Vinblastine (VLB) is an antimitotic drug that binds to the vinca site of tubulin. The molecule possesses a high molecular weight and a complex chemical structure with many possibilities of metabolization. Despite advances in drug discovery research in reducing drug toxicity, the cause and mechanism of VLB-induced adverse drug reactions (ADRs) remains poorly understood. VLB is metabolized to at least 35 known metabolites, which have been identified and collected in this present work. This study also explores how VLB metabolites affect nausea-associated receptors such as muscarinic, dopaminergic, and histaminic. The metabolites have stronger binding interactions than acetylcholine (ACh) for muscarinic M1, M4, and M5 receptors and demonstrate similar binding profiles to that of the natural substrate, ACh. The affinities of VLB metabolites to dopaminergic and histaminic receptors, their absorption, distribution, metabolism, excretion, toxicity properties, and the superiority of VLB to ACh for binding to M5R, indicate their potential to trigger activation of nausea-associated receptors during chemotherapy with VLB. It has been shown that metabolite 20-hydroxy-VLB (metabolite 10) demonstrates a stronger binding affinity to the vinca site of tubulin than VLB; however, they have similar modes of action. VLB and metabolite 10 have similar gastric solubility (FaSSGF), intestinal solubility (FeSSIF), and log P values.
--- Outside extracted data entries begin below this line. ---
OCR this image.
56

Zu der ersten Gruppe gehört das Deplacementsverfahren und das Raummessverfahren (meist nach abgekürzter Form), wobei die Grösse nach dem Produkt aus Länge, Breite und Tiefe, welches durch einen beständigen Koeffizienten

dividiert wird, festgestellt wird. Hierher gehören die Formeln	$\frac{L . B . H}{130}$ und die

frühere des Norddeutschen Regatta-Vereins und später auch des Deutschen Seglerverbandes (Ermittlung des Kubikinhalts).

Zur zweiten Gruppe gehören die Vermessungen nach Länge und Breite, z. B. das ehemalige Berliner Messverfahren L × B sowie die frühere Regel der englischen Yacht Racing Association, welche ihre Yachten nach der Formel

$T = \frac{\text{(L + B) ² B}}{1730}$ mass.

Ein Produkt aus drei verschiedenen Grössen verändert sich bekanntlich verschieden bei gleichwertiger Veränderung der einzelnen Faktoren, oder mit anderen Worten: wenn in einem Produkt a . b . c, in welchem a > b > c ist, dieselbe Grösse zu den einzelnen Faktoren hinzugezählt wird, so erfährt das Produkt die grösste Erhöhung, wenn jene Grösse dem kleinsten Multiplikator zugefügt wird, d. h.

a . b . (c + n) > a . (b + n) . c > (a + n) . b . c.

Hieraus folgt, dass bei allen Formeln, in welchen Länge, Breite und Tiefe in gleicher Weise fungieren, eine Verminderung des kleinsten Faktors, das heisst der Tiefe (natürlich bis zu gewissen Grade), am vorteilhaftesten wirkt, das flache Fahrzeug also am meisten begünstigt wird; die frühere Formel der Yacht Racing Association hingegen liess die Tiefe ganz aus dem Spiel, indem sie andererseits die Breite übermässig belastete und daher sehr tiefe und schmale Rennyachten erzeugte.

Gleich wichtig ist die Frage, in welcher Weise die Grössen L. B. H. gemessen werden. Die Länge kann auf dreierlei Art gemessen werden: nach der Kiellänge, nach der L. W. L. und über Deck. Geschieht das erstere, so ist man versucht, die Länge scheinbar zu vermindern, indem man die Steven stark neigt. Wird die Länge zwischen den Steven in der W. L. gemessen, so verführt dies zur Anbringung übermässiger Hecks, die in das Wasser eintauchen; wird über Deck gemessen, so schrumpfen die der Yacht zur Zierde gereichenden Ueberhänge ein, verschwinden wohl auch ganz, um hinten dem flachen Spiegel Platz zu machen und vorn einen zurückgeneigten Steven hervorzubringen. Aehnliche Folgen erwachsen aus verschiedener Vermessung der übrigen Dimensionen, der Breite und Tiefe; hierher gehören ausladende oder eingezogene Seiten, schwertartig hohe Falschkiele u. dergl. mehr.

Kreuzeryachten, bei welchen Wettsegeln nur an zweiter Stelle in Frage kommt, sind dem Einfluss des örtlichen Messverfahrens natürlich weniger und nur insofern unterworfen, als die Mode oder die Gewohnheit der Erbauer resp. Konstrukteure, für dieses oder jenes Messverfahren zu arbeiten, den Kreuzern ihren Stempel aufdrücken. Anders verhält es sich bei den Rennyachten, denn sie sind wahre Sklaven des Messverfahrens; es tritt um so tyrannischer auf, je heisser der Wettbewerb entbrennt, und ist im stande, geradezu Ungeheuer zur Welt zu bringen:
Metabolite 10 has a more acceptable pharmacokinetic profile than VLB, a better gastric and intestinal solubility. Furthermore, metabolite 10 was found to be less bound to plasma proteins than VLB. These are desired and essential features for effective drug bioavailability. Metabolite 10 is not a substrate of CYP2D6 and thus is less likely to cause drug–drug interactions and ADRs compared to its parent drug. The hydroxyl group added upon metabolism of VLB suggests that it can also be a reasonable starting compound for designing the next generation of antimitotic drugs to overcome P-glycoprotein-mediated multidrug resistance, which is often observed with vinca alkaloids.